She looked for museum work for the first few years of her post-grad life, but that didn’t quite pan out.
Karpinski started working in Cultural Resource Management (CRM) in 2014 and worked on a number of projects in different areas along the East Coast and heads back once Spring truly arrives to begin her forth field season.
In contemplating a possible move away from constant fieldwork, she has begun reviewing Geographic Information Systems (GIS) certification programs.
Classroom to Fieldwork
The transition from classroom to fieldwork was a challenging one for Karpinski.
“It’s kind of a sink or swim type of field,” she says. “The number of people who make it past the first field season is surprisingly low. It’s hard extremely hard work; with 10 hour days, with the occasional project requiring 12 hour days, 6 days a week. It takes a toll on your body, and sometimes your mental health, as well.”

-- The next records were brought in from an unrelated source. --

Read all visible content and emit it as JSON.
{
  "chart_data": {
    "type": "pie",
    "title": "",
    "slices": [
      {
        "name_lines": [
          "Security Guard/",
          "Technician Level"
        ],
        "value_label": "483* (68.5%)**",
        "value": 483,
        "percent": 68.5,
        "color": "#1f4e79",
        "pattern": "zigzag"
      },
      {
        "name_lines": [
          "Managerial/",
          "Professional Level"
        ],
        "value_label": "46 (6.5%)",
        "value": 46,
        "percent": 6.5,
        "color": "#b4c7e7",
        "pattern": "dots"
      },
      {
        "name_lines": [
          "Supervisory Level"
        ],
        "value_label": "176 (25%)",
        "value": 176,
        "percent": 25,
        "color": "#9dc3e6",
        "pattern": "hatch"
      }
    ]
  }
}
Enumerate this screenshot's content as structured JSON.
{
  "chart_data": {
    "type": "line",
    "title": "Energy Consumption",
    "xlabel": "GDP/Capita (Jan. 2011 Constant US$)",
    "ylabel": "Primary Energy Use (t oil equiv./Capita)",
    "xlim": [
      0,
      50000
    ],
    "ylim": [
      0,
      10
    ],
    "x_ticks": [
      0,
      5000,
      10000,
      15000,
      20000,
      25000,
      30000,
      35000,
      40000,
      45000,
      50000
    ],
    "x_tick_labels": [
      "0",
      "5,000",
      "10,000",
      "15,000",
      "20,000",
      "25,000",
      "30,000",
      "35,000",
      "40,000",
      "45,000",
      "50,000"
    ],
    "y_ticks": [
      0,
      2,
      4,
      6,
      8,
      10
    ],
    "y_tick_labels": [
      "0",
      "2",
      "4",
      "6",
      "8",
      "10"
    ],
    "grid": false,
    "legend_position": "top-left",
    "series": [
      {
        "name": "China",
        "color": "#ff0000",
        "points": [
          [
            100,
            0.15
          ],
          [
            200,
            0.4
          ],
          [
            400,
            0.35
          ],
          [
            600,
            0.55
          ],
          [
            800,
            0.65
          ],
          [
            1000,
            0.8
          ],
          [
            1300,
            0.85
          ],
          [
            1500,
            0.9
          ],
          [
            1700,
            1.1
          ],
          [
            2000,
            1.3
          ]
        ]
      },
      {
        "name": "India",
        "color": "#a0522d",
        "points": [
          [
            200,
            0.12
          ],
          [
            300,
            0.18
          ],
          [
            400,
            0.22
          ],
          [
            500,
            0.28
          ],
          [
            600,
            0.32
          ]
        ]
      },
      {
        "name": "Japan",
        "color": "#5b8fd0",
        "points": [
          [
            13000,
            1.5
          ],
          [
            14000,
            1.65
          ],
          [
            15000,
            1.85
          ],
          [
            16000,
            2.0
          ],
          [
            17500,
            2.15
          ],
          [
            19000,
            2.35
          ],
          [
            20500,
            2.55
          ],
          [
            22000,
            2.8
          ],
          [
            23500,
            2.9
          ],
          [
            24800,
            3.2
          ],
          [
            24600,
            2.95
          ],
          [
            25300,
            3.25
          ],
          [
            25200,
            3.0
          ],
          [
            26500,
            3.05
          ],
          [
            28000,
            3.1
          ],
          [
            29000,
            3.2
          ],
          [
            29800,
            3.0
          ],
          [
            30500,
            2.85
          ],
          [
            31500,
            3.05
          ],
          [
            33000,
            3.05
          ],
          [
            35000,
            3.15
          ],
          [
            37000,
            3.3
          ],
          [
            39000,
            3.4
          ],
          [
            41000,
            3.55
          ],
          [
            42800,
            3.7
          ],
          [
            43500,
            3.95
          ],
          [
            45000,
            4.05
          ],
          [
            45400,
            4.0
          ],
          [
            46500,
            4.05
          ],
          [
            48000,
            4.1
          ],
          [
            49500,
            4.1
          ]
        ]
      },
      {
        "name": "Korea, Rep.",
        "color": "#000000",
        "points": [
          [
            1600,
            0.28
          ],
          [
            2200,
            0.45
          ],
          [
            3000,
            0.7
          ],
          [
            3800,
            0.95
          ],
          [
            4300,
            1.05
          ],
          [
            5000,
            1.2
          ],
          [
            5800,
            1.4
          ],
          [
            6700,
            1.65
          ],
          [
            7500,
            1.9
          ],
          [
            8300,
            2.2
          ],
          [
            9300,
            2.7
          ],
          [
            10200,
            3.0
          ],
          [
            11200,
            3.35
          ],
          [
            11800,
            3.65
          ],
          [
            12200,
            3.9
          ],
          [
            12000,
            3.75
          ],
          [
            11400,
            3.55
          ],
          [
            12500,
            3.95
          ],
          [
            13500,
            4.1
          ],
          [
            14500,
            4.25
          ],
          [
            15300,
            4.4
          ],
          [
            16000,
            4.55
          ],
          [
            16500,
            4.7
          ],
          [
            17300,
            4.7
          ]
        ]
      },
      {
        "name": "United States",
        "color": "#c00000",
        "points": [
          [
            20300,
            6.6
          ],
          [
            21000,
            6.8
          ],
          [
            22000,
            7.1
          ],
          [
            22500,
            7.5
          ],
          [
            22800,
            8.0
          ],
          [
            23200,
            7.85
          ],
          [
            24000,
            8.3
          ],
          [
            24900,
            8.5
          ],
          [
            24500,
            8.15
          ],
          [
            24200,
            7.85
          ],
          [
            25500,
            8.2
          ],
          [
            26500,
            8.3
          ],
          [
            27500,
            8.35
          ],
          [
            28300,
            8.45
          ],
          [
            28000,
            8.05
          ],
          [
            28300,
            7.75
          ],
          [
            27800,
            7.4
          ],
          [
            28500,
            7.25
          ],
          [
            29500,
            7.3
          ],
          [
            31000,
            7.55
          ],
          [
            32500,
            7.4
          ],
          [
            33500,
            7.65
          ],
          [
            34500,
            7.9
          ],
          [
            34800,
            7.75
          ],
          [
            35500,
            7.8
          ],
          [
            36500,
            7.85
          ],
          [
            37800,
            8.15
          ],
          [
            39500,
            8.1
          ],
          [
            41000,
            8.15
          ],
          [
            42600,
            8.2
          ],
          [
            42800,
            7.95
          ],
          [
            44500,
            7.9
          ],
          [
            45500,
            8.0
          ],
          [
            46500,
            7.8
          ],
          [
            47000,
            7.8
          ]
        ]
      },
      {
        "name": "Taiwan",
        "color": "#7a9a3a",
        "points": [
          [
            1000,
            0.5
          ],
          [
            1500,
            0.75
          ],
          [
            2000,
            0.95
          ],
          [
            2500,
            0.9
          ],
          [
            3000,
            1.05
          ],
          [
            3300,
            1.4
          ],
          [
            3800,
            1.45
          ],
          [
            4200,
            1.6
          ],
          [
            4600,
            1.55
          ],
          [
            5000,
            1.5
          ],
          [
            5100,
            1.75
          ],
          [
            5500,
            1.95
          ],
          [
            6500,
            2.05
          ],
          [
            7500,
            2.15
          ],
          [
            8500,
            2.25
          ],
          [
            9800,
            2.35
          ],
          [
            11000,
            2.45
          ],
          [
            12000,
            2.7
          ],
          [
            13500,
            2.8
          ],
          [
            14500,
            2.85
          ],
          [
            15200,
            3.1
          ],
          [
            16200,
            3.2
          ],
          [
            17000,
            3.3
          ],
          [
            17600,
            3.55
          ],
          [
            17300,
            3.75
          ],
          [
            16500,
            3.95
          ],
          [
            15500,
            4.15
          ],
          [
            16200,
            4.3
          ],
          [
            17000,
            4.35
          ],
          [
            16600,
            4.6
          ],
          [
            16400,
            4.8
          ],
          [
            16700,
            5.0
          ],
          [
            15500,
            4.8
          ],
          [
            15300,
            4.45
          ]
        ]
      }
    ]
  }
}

“You hike all over the place and dig upwards of 20 pits a day, sometimes even more. Heaven forbid you forget to pack enough water or your lunch for the day, because once you’re in the digging area YOU’RE THERE. Very rarely are we given the luxury to run to a gas station to grab a meal or even use indoor plumbing.”
She says that it seems many people do not understand the role of Cultural Resource Management, which results in projects that are frequently contested by someone who sees the archaeologists and field techs as “part of the evil corporation that’s there to tear up the land and put in a pipeline, highway, power line, etc.”
“I love what I do,” she continues, “but many times it seems to be a thankless job.”
The Best Part
That said, Karpinski would do it again.
“I have had amazing experiences working in the field! I have traveled to some of the most beautiful places I’ve ever been, and met some of the most amazing people and made the closest friends – people that I never would have met if I worked a regular desk job.
And she has uncovered artifacts that seemed like they jumped right out of a text book!
“Working in CRM is hard, dirty work, but it is so rewarding!”